Катарсические практики в том или ином виде наличествуют в любом доиндустриальном обществе, а их нелегитимность в рамках современной культуры представляется тревожным симптомом. По существу, в западной культуре последних столетий все глубокие переживания относятся в область психических расстройств, а все стратегии поведения, не предполагающие извлечения практической выгоды, не связанные с борьбой за власть, за влияние, за обладание собственностью и деньгами, отмечены печатью недоверия. Тем самым, возникает ситуация социокультурного нонсенса, при которой имплицитно почти целиком патологизируется и отрицается здание мировой культуры как таковое. И наиболее действенным способом преодоления нонсенса вновь видится доведение его до абсурда, возможное в силу их неотличности. Абсурдный опыт сознания также предполагает отрицание культуры, поскольку он связан с тем, что человек переживает смерть Я и, тем самым, в определенном смысле перестает функционировать как человек, а следовательно, преодолевает культурные ограничения. Однако подобное временное «устранение культуры» имеет, как было показано, оздоровительный эффект для социокультурного пространства.

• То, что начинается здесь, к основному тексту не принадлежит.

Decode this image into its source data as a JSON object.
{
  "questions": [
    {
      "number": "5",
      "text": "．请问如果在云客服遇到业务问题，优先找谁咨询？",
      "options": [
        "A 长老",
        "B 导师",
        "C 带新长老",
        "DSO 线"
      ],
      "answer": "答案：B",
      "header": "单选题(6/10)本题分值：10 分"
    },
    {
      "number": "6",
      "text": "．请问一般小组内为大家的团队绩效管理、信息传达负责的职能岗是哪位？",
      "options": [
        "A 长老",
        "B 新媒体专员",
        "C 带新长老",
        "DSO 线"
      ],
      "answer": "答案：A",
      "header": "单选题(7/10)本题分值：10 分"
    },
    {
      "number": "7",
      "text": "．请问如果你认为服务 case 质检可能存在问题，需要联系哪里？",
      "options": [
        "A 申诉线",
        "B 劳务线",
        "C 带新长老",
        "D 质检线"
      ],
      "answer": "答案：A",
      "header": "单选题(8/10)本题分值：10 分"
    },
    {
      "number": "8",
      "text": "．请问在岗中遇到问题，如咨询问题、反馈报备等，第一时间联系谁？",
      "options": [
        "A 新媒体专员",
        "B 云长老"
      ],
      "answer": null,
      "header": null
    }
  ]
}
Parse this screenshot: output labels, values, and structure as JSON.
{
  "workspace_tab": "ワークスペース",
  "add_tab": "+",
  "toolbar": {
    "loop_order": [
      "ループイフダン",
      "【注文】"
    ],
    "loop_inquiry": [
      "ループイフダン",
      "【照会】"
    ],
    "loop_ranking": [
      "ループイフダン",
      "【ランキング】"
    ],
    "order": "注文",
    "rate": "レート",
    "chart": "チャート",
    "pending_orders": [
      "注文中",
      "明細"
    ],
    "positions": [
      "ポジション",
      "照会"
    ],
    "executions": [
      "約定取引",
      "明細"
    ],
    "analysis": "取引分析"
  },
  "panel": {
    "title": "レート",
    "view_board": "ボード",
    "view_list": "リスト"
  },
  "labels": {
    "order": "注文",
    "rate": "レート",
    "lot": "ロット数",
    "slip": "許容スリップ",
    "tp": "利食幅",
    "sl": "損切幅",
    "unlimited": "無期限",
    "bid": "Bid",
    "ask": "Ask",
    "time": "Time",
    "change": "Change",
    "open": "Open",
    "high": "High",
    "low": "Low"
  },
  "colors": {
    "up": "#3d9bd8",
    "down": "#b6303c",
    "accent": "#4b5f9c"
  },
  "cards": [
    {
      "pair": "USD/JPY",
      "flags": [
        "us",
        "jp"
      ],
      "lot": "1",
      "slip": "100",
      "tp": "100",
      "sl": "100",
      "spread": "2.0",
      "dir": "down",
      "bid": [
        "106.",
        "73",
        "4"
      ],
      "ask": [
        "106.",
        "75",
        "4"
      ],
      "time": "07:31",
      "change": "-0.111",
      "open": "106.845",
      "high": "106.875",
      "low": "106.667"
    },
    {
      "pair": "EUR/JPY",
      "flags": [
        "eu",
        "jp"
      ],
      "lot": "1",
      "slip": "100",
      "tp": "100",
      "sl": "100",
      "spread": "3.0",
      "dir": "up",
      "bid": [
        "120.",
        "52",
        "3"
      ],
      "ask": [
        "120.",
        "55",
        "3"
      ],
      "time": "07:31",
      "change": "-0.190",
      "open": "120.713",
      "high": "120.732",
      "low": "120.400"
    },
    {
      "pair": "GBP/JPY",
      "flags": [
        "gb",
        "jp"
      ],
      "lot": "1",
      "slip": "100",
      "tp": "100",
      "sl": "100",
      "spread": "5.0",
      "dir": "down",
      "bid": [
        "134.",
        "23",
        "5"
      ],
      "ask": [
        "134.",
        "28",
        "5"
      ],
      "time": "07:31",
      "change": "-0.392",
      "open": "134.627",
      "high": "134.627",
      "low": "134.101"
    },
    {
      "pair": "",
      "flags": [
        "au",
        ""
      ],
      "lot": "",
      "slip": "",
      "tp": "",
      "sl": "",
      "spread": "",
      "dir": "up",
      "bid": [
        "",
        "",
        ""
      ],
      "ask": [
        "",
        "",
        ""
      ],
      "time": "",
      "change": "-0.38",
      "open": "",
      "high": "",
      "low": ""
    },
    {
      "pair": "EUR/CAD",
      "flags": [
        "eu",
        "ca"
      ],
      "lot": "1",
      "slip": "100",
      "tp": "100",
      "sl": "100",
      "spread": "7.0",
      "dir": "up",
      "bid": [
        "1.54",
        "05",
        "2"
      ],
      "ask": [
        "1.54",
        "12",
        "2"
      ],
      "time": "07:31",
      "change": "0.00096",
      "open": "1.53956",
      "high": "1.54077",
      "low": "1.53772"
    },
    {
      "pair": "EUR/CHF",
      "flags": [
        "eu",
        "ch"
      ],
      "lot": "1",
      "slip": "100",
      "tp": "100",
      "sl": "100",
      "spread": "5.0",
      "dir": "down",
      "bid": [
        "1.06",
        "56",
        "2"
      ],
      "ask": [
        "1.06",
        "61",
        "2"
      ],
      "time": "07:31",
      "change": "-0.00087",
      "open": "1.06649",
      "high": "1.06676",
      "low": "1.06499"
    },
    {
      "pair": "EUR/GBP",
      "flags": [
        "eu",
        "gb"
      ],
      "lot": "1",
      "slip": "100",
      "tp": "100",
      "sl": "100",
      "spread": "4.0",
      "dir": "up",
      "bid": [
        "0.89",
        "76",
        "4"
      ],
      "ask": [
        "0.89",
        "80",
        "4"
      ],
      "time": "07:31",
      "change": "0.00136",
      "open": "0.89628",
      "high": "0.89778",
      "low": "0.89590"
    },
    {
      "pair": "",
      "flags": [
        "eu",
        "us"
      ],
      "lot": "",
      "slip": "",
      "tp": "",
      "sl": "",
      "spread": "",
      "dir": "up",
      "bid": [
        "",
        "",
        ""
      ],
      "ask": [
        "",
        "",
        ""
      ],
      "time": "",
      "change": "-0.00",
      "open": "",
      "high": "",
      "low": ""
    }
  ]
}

Вырабатывающиеся в результате стратегии поведения, ставящие под сомнение ценности потребления и немедленного удовлетворения потребностей и предполагающие духовную работу по преодолению аффективной деятельности сознания и развитию неэгоистической установки, представляются наиболее значимыми для выхода из проблемных ситуаций, сложившихся в европейском социокультурном пространстве XX в. и актуальных в настоящий момент.

Литература:

1.                 Абышко О. Л. Человек: смерть экзистенции как рождение Самости. Опыт онтологического анализа вхождения в неизвестное // Фигуры Танатоса. № 3, специальный выпуск: Тема смерти в духовном опыте человечества. Материалы международной конференции, С.-Петербург, 2–4 ноября 1993 г. СПб., 1993. С. 16–18.

2.                 Аристотель. Поэтика // Сочинения в 4-х тт. Т. 4. М., 1983. С. 645–680.

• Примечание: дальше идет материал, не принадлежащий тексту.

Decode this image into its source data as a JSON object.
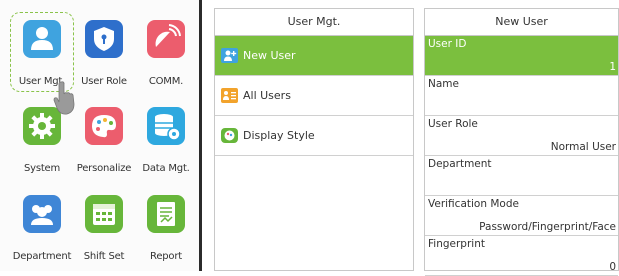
{
  "main_menu": {
    "tiles": [
      {
        "label": "User Mgt.",
        "icon": "user-icon",
        "color": "#3fa3df"
      },
      {
        "label": "User Role",
        "icon": "shield-icon",
        "color": "#2e6fcb"
      },
      {
        "label": "COMM.",
        "icon": "satellite-dish-icon",
        "color": "#ec5d6d"
      },
      {
        "label": "System",
        "icon": "gear-icon",
        "color": "#67b63a"
      },
      {
        "label": "Personalize",
        "icon": "palette-icon",
        "color": "#ec5d6d"
      },
      {
        "label": "Data Mgt.",
        "icon": "database-gear-icon",
        "color": "#2ea8df"
      },
      {
        "label": "Department",
        "icon": "group-icon",
        "color": "#3f86d6"
      },
      {
        "label": "Shift Set",
        "icon": "calendar-icon",
        "color": "#67b63a"
      },
      {
        "label": "Report",
        "icon": "report-icon",
        "color": "#67b63a"
      }
    ]
  },
  "user_mgt": {
    "title": "User Mgt.",
    "items": [
      {
        "label": "New User",
        "icon": "add-user-icon"
      },
      {
        "label": "All Users",
        "icon": "user-list-icon"
      },
      {
        "label": "Display Style",
        "icon": "display-style-icon"
      }
    ]
  },
  "new_user": {
    "title": "New User",
    "fields": [
      {
        "key": "User ID",
        "value": "1"
      },
      {
        "key": "Name",
        "value": ""
      },
      {
        "key": "User Role",
        "value": "Normal User"
      },
      {
        "key": "Department",
        "value": ""
      },
      {
        "key": "Verification Mode",
        "value": "Password/Fingerprint/Face"
      },
      {
        "key": "Fingerprint",
        "value": "0"
      }
    ]
  },
  "colors": {
    "accent_green": "#7bbf3e",
    "panel_border": "#c8c8c8"
  }
}
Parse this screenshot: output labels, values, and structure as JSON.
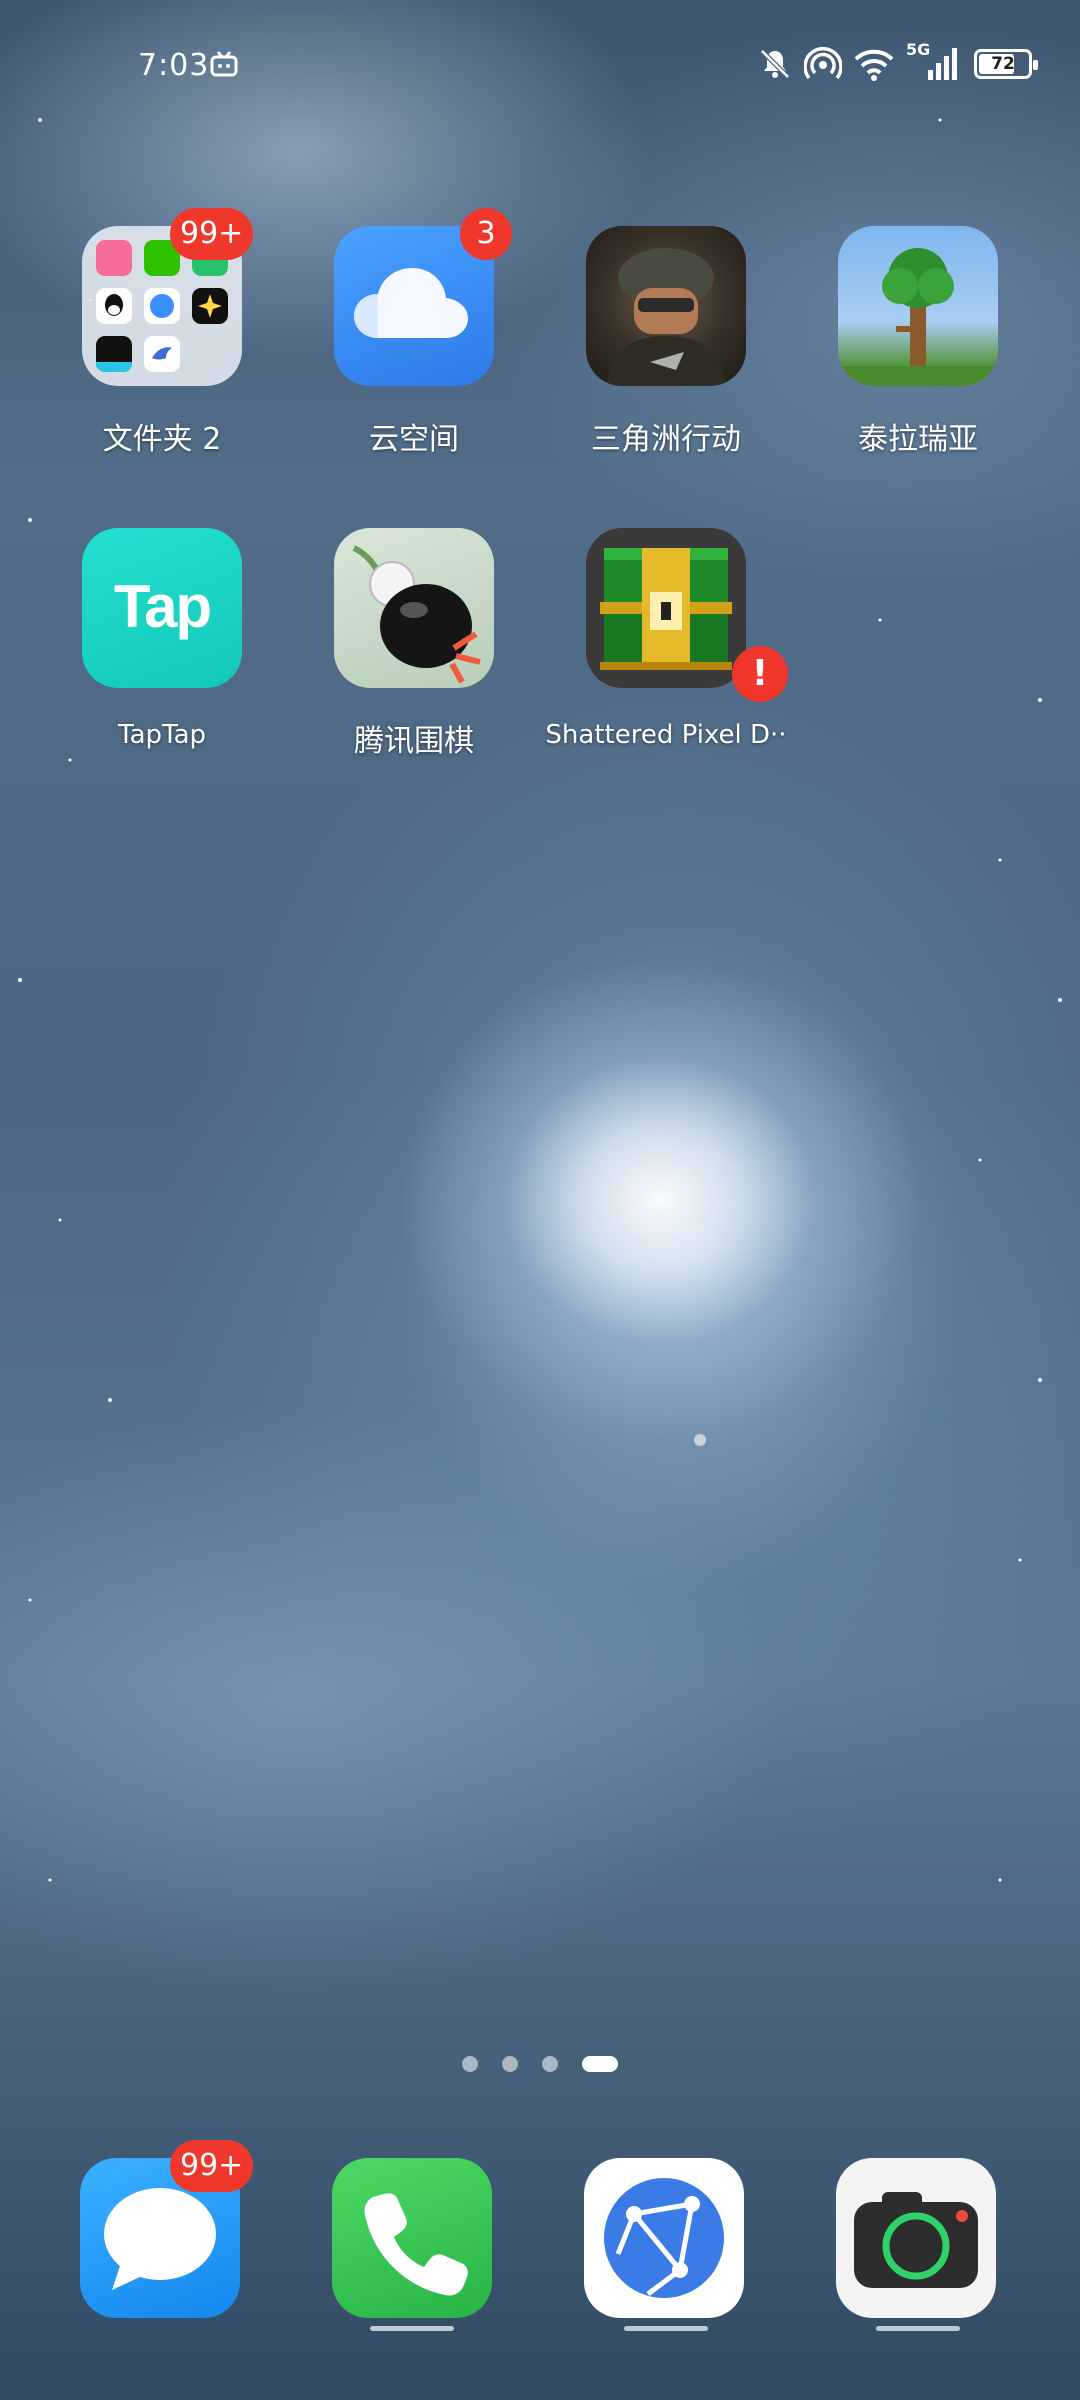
{
  "status_bar": {
    "time": "7:03",
    "network": "5G",
    "battery": "72",
    "battery_level": 0.72,
    "icons": [
      "tv-icon",
      "bell-muted-icon",
      "hotspot-icon",
      "wifi-icon",
      "cellular-signal-icon",
      "battery-icon"
    ]
  },
  "apps": [
    {
      "label": "文件夹 2",
      "badge": "99+",
      "icon": "folder-icon"
    },
    {
      "label": "云空间",
      "badge": "3",
      "icon": "cloud-icon"
    },
    {
      "label": "三角洲行动",
      "badge": "",
      "icon": "soldier-game-icon"
    },
    {
      "label": "泰拉瑞亚",
      "badge": "",
      "icon": "tree-game-icon"
    },
    {
      "label": "TapTap",
      "badge": "",
      "icon": "taptap-icon",
      "icon_text": "Tap"
    },
    {
      "label": "腾讯围棋",
      "badge": "",
      "icon": "go-stone-icon"
    },
    {
      "label": "Shattered Pixel D··",
      "badge": "!",
      "icon": "treasure-chest-icon"
    }
  ],
  "folder_apps": [
    "bilibili-icon",
    "wechat-icon",
    "message-icon",
    "qq-icon",
    "chat-bubble-icon",
    "sparkle-icon",
    "bookstore-icon",
    "bird-icon"
  ],
  "page_indicator": {
    "pages": 4,
    "current": 4
  },
  "dock": [
    {
      "name": "messages",
      "badge": "99+",
      "icon": "chat-icon"
    },
    {
      "name": "phone",
      "badge": "",
      "icon": "phone-icon"
    },
    {
      "name": "browser",
      "badge": "",
      "icon": "browser-icon"
    },
    {
      "name": "camera",
      "badge": "",
      "icon": "camera-icon"
    }
  ],
  "colors": {
    "badge": "#f0372c",
    "cloud_app": "#3b8cf7",
    "taptap": "#17d5c3",
    "phone": "#35c759",
    "messages": "#1e9bf5",
    "browser": "#3a7be6"
  }
}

3.                 Дебор Г. Общество спектакля. М. 2000.

4.                 Лапатин В. А. Плотин: восхождение души к единому в контексте экзистенциального измерения абсурда // Научное мнение: научный журнал. № 1. СПб., 2014. С. 122–128.

5.                 Марков Б. В. Мертвое и живое [Электронный ресурс]. URL: (http://anthropology.ru/ru/texts/markov/thanatos04_17.html). (дата обращения: 23.03.2014)

6.                 Монтень М. О том, что философствовать — это значит учиться умирать // Монтень М.Опыты. Книги первая и вторая. М., 1979. С. 76–91.

7.                 Платон. Федон // Платон. Собрание сочинений в четырех томах. Т. 2. М., 1993. С. 7–80.

8.                 Сурова Е. Э. Идентичность. Идентификация. Образ. СПб., 2010.

9.                 Тищенко П. Д. Смерть и самоидентификация [Электронный ресурс]. URL: (http://anthropology.ru/ru/texts/tischemko/tanatos5.html). (дата обращения: 23.03.2014)

10.             Хайдеггер М. Бытие и время. М., 1997.

11.             Цицерон. Тускуланские беседы // Цицерон. Избранные сочинения. М., 1975. С. 207–357.